Planners defend allowing the development, Lewisham Exchange, to be dominated by student housing in a document to be discussed by councillors next Tuesday, saying the council “supports the principle of student housing in Lewisham Town Centre provided that the development does not cause a net loss of permanent self-contained homes or town centre uses, prejudice the council’s ability to meet the London Plan housing target; or involve the loss of sites that are considered especially suitable for affordable housing. The proposed development is considered to meet the requirements of all three of these tests.”

The development as seen from Lewisham station….

It would be the second major student development in the area after the nearby Chapter scheme on Thurston Road, which can accommodate 611 students. Tide Construction was involved in the reconfiguration of that development to squeeze in 200 more students.

Lewisham councillors had been due to hear the application last month, but a meeting of its strategic development committee – its equivalent of Greenwich’s planning board – was pulled after TfL voiced objections that the foundations of the new blocks would get in the way of plans to extend the Bakerloo Line from the Elephant and Castle to Lewisham.

…and from Loampit Vale

The new blocks would be designed to incorporate room for an entrance and ticket hall for the station, which could be open by the end of the decade if funding can be found for the Tube link.

TfL also voiced concern that noise from its yard on Thurston Road, where buses park up – which would be the site of the Bakerloo station – would affect residents. But planners did not accept its recommendation that windows be fixed shut, saying “the scheme is designed to mitigate noise pollution from this source”. TfL also dropped an objection that construction would affect the operation of buses along Thurston Road, as building work would require a lane to be closed off.

Lewisham planners shrug off the impact of the new development on the area’s other transport services, saying that most extra trips would be on cycle, foot or bus, and predicting that demand through Lewisham rail station would decrease once Crossrail opens. The developer would pay Network Rail £400,000 for improvements at Lewisham station and £80,000 towards new Docklands Light Railway trains.

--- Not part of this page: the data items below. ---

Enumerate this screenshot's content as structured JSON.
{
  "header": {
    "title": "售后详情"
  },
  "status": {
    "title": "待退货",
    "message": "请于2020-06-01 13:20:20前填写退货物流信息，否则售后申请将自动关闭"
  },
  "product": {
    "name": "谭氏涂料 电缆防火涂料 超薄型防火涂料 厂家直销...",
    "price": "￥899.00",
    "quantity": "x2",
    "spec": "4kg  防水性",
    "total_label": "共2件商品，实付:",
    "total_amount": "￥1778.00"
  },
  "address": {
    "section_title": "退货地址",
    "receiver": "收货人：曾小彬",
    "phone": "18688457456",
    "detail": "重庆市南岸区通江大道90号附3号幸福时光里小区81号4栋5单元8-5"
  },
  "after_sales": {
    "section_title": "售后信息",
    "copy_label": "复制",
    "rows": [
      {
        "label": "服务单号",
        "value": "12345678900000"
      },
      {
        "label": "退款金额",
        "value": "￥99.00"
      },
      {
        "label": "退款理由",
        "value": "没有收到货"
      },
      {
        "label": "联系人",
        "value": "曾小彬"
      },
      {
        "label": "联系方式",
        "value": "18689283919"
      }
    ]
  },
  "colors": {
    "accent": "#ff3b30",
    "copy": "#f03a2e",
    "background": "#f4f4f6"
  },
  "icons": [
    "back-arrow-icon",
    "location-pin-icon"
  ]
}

The original scheme was passed by just four votes to three in February 2018 – councillors will vote on this new scheme at Lewisham Town Hall in Catford on Tuesday.

The proposed Lewisham Station Square, at the foot of the development

Other completed or proposed schemes in Lewisham town centre include: Lewisham Gateway, where phase one (up to 25 storeys) is complete, its park is nearing completion, and the second phase of which (up to 30 storeys) was approved by councillors earlier this year; Renaissance (up to 24 storeys), which is already complete and includes the Glass Mill leisure centre; Chapter, two blocks of 11 storeys on Thurston Road which can accommodate 611 students with an Asda beneath; approved plans for blocks of up to 24 storeys on Lewisham Retail Park, which depend on the owners buying properties on Loampit Vale; Thurston Point on Jerrard Street (up to 17 storeys); and a 34-storey tower in the car park of Tesco, which City Hall threw out in March but a planning inspector is currently deciding on a second, almost identical application for the site.